Since we've come out of recession, balance sheets are in good shape. Corporate profits are actually decent, as you've seen in the quarterly reports again this last round. You'll see more M&A, more share repurchases and dividend increases -- plus, potentially, spending on computers and printers and equipment. We like Hewlett-Packard for that reason. And we like Office Depot (ODP), where you get your supplies.

What do you look at as buy and sell criteria on the bond side?

It's more about the tilt of the curve and interest-rate directions. We look to see where we think spreads look like you're getting paid to take some positions, when they look cheap relative to their own history.

We make sure we spread out the risk name-wise, so that we don't take huge positions in single names. The idea is to be able to position it the way you want it, and even in a rising interest rate environment, look for cheap parts in the bond market and help returns.

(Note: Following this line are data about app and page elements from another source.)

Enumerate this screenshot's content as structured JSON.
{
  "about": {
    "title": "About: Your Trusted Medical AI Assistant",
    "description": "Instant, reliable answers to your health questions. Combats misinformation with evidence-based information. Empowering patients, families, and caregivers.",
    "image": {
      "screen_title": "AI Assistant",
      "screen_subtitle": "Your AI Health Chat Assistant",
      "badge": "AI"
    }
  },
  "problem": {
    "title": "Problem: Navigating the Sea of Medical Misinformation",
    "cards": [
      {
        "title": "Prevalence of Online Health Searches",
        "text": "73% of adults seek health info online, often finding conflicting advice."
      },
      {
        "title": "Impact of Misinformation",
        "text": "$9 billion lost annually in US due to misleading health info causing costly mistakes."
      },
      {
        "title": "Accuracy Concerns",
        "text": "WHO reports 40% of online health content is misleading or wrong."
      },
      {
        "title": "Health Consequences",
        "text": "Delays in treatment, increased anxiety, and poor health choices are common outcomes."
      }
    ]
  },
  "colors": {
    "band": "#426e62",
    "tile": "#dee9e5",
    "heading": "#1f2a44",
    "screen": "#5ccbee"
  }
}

What's your outlook given the rising interest rate environment?

With a very flat, inverted yield curve, we've been underweight banks that benefit from that spread. So that has led us to an underweight in financials.

One of the things that I worry about with consumers is that adjustable-rate mortgage resetting for them at higher rates. Our outlook is that we expect another rate hike or two. We're all getting to know a new chairman of the Fed and his style, but that's the prediction at this time.

Have you been seeing any other trends this year?

On the bond side, there have been years when you've had some pretty extreme valuation opportunities to take advantage of. This isn't one of them at the moment, so we aren't drastically leaning toward a sector. Right now, we're closer to our benchmark weight on the bond side. We're slightly short-duration still.

On the stock side, this overarching presence of consumer vs. corporate is something that goes into the discussion sector by sector, as a broad theme. The economy really has weathered an amazing amount of blows in the last year. We feel that it's in good health, but we're very much looking case by case, stock by stock. You'll want to start thinking about financials again when you're getting closer to the end of interest-rate increases.